Димка сбился с ног, пока не нашел у Митрохина затрепанный том комедий Мольера. Никогда раньше не читал он пьес вне уроков: было это в диковинку. А комедии старика Жана Батиста Поклена проглотил одним духом и смеялся над ними до слез. Все они как на подбор: и веселья в них полный короб и на каждой странице ядреный народный юмор. А пришлось взять ту, что покороче, — «Доктор поневоле». В ней и героев поменьше, и в декорациях можно обойтись всего одной переменкой.

Поначалу — лес. Это проще простого: березок нарубить, и — ладно. И к троице это — в самый раз. Ведь все хаты в селе будут приодеты молодой листвой берез.

В лесу все и развернется для начала: Сганарель-дровосек раскипится, как самовар, разругается со своей Мартиной и для порядка отвесит ей палкой. И Мартина своего не упустит: найдет конец, подстроит муженьку хорошую каверзу. Будут мимо идти слуги богача Жеронта в поисках лекаря; она им и шепнет: Сганарель — всем врачам врач, только такой притвора, каких и свет не видал. «Станет отпираться, кричать, что сроду лекарем не бывал. Ну, тут уж берите дубинки в руки и бейте, пока не признается. Мы всегда так делаем, когда кто-нибудь занедужит».

А Сганарелю и невдомек, что из него вот-вот сделают доктора. Порубит он сучья, захочет глотку промочить, хлебнет раз-другой, а в бутылке и нет ничего. И запоет он с тоской свою грустную песенку:

Бутылочка, моя душа, Как ты мила и хороша! Беда с тобою лишь одна, Что высыхаешь ты до дна.
Каким счастливцем был бы я, Когда бы ты, душа моя, Меня поила бы всегда, Не осушаясь никогда!
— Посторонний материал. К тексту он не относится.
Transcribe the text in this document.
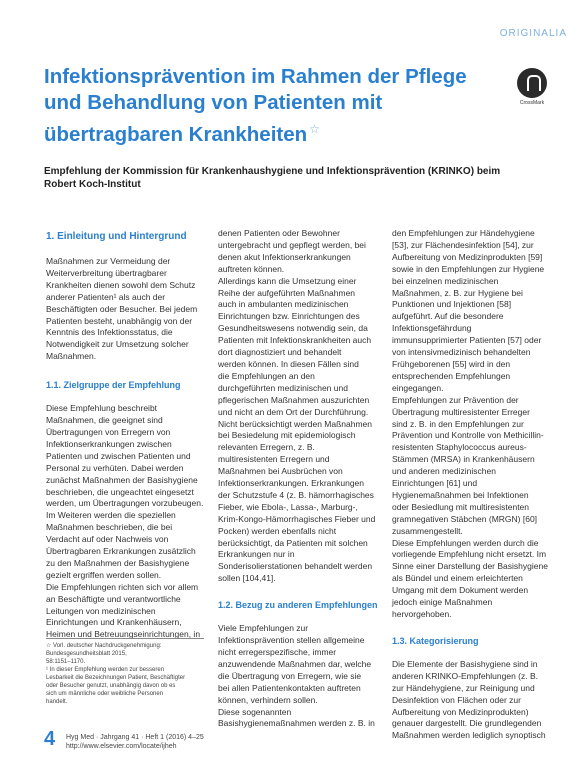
ORIGINALIA
Infektionsprävention im Rahmen der Pflege
und Behandlung von Patienten mit
übertragbaren Krankheiten ☆
CrossMark
Empfehlung der Kommission für Krankenhaushygiene und Infektionsprävention (KRINKO) beim
Robert Koch-Institut
1. Einleitung und Hintergrund
Maßnahmen zur Vermeidung der
Weiterverbreitung übertragbarer
Krankheiten dienen sowohl dem Schutz
anderer Patienten¹ als auch der
Beschäftigten oder Besucher. Bei jedem
Patienten besteht, unabhängig von der
Kenntnis des Infektionsstatus, die
Notwendigkeit zur Umsetzung solcher
Maßnahmen.
1.1. Zielgruppe der Empfehlung
Diese Empfehlung beschreibt
Maßnahmen, die geeignet sind
Übertragungen von Erregern von
Infektionserkrankungen zwischen
Patienten und zwischen Patienten und
Personal zu verhüten. Dabei werden
zunächst Maßnahmen der Basishygiene
beschrieben, die ungeachtet eingesetzt
werden, um Übertragungen vorzubeugen.
Im Weiteren werden die speziellen
Maßnahmen beschrieben, die bei
Verdacht auf oder Nachweis von
Übertragbaren Erkrankungen zusätzlich
zu den Maßnahmen der Basishygiene
gezielt ergriffen werden sollen.
Die Empfehlungen richten sich vor allem
an Beschäftigte und verantwortliche
Leitungen von medizinischen
Einrichtungen und Krankenhäusern,
Heimen und Betreuungseinrichtungen, in
denen Patienten oder Bewohner
untergebracht und gepflegt werden, bei
denen akut Infektionserkrankungen
auftreten können.
Allerdings kann die Umsetzung einer
Reihe der aufgeführten Maßnahmen
auch in ambulanten medizinischen
Einrichtungen bzw. Einrichtungen des
Gesundheitswesens notwendig sein, da
Patienten mit Infektionskrankheiten auch
dort diagnostiziert und behandelt
werden können. In diesen Fällen sind
die Empfehlungen an den
durchgeführten medizinischen und
pflegerischen Maßnahmen auszurichten
und nicht an dem Ort der Durchführung.
Nicht berücksichtigt werden Maßnahmen
bei Besiedelung mit epidemiologisch
relevanten Erregern, z. B.
multiresistenten Erregern und
Maßnahmen bei Ausbrüchen von
Infektionserkrankungen. Erkrankungen
der Schutzstufe 4 (z. B. hämorrhagisches
Fieber, wie Ebola-, Lassa-, Marburg-,
Krim-Kongo-Hämorrhagisches Fieber und
Pocken) werden ebenfalls nicht
berücksichtigt, da Patienten mit solchen
Erkrankungen nur in
Sonderisolierstationen behandelt werden
sollen [104,41].
1.2. Bezug zu anderen Empfehlungen
Viele Empfehlungen zur
Infektionsprävention stellen allgemeine
nicht erregerspezifische, immer
anzuwendende Maßnahmen dar, welche
die Übertragung von Erregern, wie sie
bei allen Patientenkontakten auftreten
können, verhindern sollen.
Diese sogenannten
Basishygienemaßnahmen werden z. B. in
den Empfehlungen zur Händehygiene
[53], zur Flächendesinfektion [54], zur
Aufbereitung von Medizinprodukten [59]
sowie in den Empfehlungen zur Hygiene
bei einzelnen medizinischen
Maßnahmen, z. B. zur Hygiene bei
Punktionen und Injektionen [58]
aufgeführt. Auf die besondere
Infektionsgefährdung
immunsupprimierter Patienten [57] oder
von intensivmedizinisch behandelten
Frühgeborenen [55] wird in den
entsprechenden Empfehlungen
eingegangen.
Empfehlungen zur Prävention der
Übertragung multiresistenter Erreger
sind z. B. in den Empfehlungen zur
Prävention und Kontrolle von Methicillin-
resistenten Staphylococcus aureus-
Stämmen (MRSA) in Krankenhäusern
und anderen medizinischen
Einrichtungen [61] und
Hygienemaßnahmen bei Infektionen
oder Besiedlung mit multiresistenten
gramnegativen Stäbchen (MRGN) [60]
zusammengestellt.
Diese Empfehlungen werden durch die
vorliegende Empfehlung nicht ersetzt. Im
Sinne einer Darstellung der Basishygiene
als Bündel und einem erleichterten
Umgang mit dem Dokument werden
jedoch einige Maßnahmen
hervorgehoben.
1.3. Kategorisierung
Die Elemente der Basishygiene sind in
anderen KRINKO-Empfehlungen (z. B.
zur Händehygiene, zur Reinigung und
Desinfektion von Flächen oder zur
Aufbereitung von Medizinprodukten)
genauer dargestellt. Die grundlegenden
Maßnahmen werden lediglich synoptisch
☆ Vorl. deutscher Nachdruckgenehmigung:
Bundesgesundheitsblatt 2015,
58:1151–1170.
¹ In dieser Empfehlung werden zur besseren
Lesbarkeit die Bezeichnungen Patient, Beschäftigter
oder Besucher genutzt, unabhängig davon ob es
sich um männliche oder weibliche Personen
handelt.
4 Hyg Med · Jahrgang 41 · Heft 1 (2016) 4–25
http://www.elsevier.com/locate/ijheh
Только он закроет рот, тут-то и нагрянут слуги. И отдубасят за милую душу, и заставят признаться, какой он чудесный лекарь, и уведут с собой к Жеронту. А у того притворно онемела дочка Люсинда: хочет замуж за бедного Леандра, а папаша прочит ей нелюбимого богача. Вот Сганарель и доведет все дело до точки: и лекаря представит так, что за живот хватайся, особливо в тот час, когда шпарит он по-латыни в глаза Жеронту: «Дурачентиус! Болваниссимус! Номинативо хаес Муза, Муза бонус, бона, бонум». И все устроит так, что вновь заговорит Люсинда и удерет из дому с любезным женишком Леандром.

Правда, Жан Батист Поклен — Мольер намекал, что надо бы в третьей сцене показать местность по соседству с домом Жеронта. Но Димка не согласился с автором.

— Э, да не хватит у нас духу еще на одну обстановку. И почему нельзя распутать всю историю в доме у Жеронта? Мы ведь не в городе? С нас и спрос не тот!

Так он и решил и стал распределять роли. Сганареля взял себе, Мартину отдал Насте — бойкая она и сумеет подраться еще лучше, чем думал Мольер. Слуги Жеронта — Валер и Лука — отошли к Кольке и Фильке. Конечно, Филька гугняв, но это еще смешней. Немую Люсинду согласилась сыграть Поля, а ее жениха — Леандра — поручили Силантию. Витька пожелал представлять Жеронта. Две маленькие сценки с Робером, Тибо и Перреном — вычеркнули: комедия смотрится и без них. Но никого не было на роль бойкой кормилицы Жаклины.